A condição de saúde do ex-presidente Jair Bolsonaro voltou a ocupar o centro do debate político e jurídico nos últimos dias. Após a apresentação de novos laudos médicos e reiterados pedidos da defesa, o Supremo Tribunal Federal autorizou a transferência de Bolsonaro da sede da Polícia Federal, em Brasília, para uma instalação com estrutura considerada mais adequada às suas necessidades clínicas.

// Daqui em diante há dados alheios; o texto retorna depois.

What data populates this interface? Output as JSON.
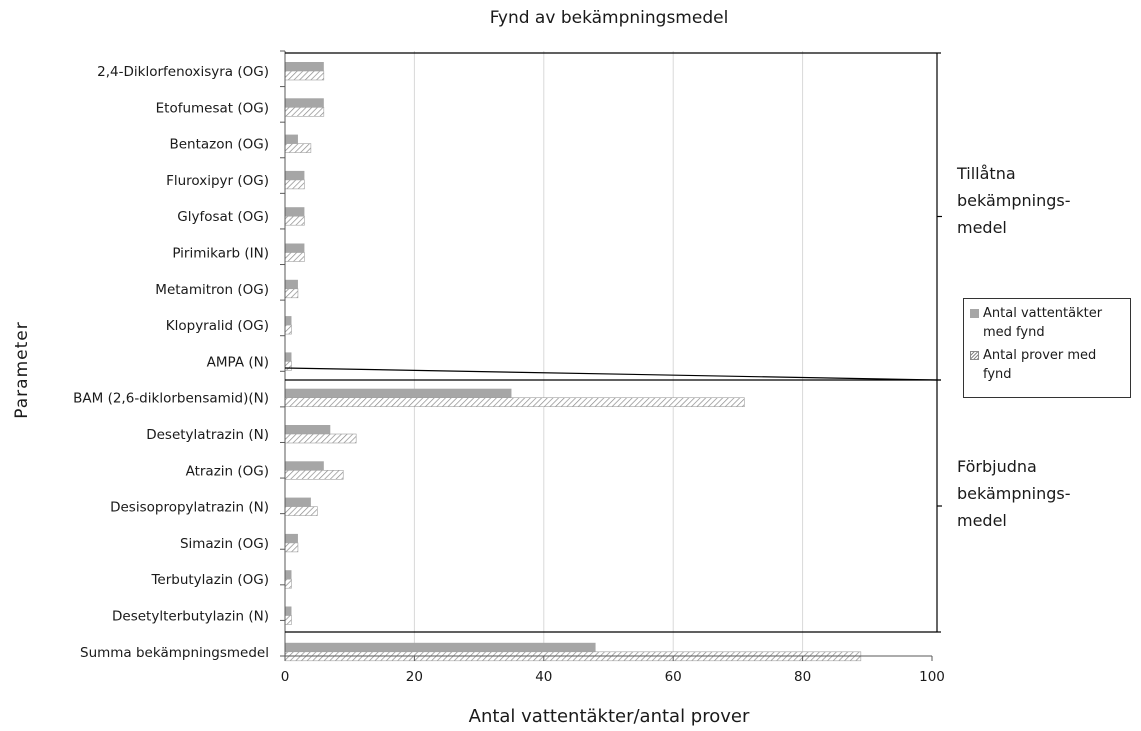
{
  "chart_data": {
    "type": "bar",
    "orientation": "horizontal",
    "title": "Fynd av bekämpningsmedel",
    "xlabel": "Antal vattentäkter/antal prover",
    "ylabel": "Parameter",
    "xlim": [
      0,
      100
    ],
    "xticks": [
      "0",
      "20",
      "40",
      "60",
      "80",
      "100"
    ],
    "grid": "vertical",
    "legend_position": "right",
    "categories": [
      "2,4-Diklorfenoxisyra (OG)",
      "Etofumesat (OG)",
      "Bentazon (OG)",
      "Fluroxipyr (OG)",
      "Glyfosat (OG)",
      "Pirimikarb (IN)",
      "Metamitron (OG)",
      "Klopyralid (OG)",
      "AMPA (N)",
      "BAM (2,6-diklorbensamid)(N)",
      "Desetylatrazin (N)",
      "Atrazin (OG)",
      "Desisopropylatrazin (N)",
      "Simazin (OG)",
      "Terbutylazin (OG)",
      "Desetylterbutylazin (N)",
      "Summa bekämpningsmedel"
    ],
    "series": [
      {
        "name": "Antal vattentäkter med fynd",
        "style": "solid",
        "color": "#a6a6a6",
        "values": [
          6,
          6,
          2,
          3,
          3,
          3,
          2,
          1,
          1,
          35,
          7,
          6,
          4,
          2,
          1,
          1,
          48
        ]
      },
      {
        "name": "Antal prover med fynd",
        "style": "hatched",
        "color": "#8a8a8a",
        "values": [
          6,
          6,
          4,
          3,
          3,
          3,
          2,
          1,
          1,
          71,
          11,
          9,
          5,
          2,
          1,
          1,
          89
        ]
      }
    ],
    "groups": [
      {
        "lines": [
          "Tillåtna",
          "bekämpnings-",
          "medel"
        ],
        "from": 0,
        "to": 8
      },
      {
        "lines": [
          "Förbjudna",
          "bekämpnings-",
          "medel"
        ],
        "from": 9,
        "to": 16
      }
    ]
  }
}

A decisão foi tomada pelo ministro Alexandre de Moraes, que determinou a remoção do ex-chefe do Executivo para uma sala de Estado-Maior localizada no 19º Batalhão da Polícia Militar, conhecido como Papudinha, dentro do Complexo Penitenciário da Papuda. A medida busca equilibrar o cumprimento da custódia com cuidados médicos constantes, diante do quadro de saúde considerado delicado.

Estrutura maior e adaptada para cuidados médicos
A nova acomodação representa uma mudança significativa em relação ao espaço anterior ocupado por Bolsonaro. Enquanto a cela na Polícia Federal possuía cerca de 12 metros quadrados, a sala de Estado-Maior na Papudinha conta com aproximadamente 64 metros quadrados. O local dispõe de quarto, sala, cozinha, lavanderia e uma área externa de uso privativo, oferecendo condições mais amplas para repouso e recuperação.
Segundo a decisão judicial, o espaço foi adaptado para atender às recomendações médicas. Foram instaladas barras de apoio na cama e autorizados equipamentos para atividade física, como esteira e bicicleta ergométrica, indicados para o processo de reabilitação do ex-presidente. A estrutura também permite banho de sol com privacidade total, um ponto destacado pela defesa como essencial para o bem-estar físico e psicológico.
Acompanhamento contínuo e alimentação controlada
Outro ponto central da decisão do STF é a garantia de acompanhamento médico 24 horas por dia. Bolsonaro terá acesso a sessões de fisioterapia, inclusive no período noturno, além de monitoramento constante do seu estado clínico. A medida atende às alegações da defesa sobre a necessidade de cuidados contínuos, diante do histórico de cirurgias e complicações de saúde enfrentadas pelo ex-presidente nos últimos anos.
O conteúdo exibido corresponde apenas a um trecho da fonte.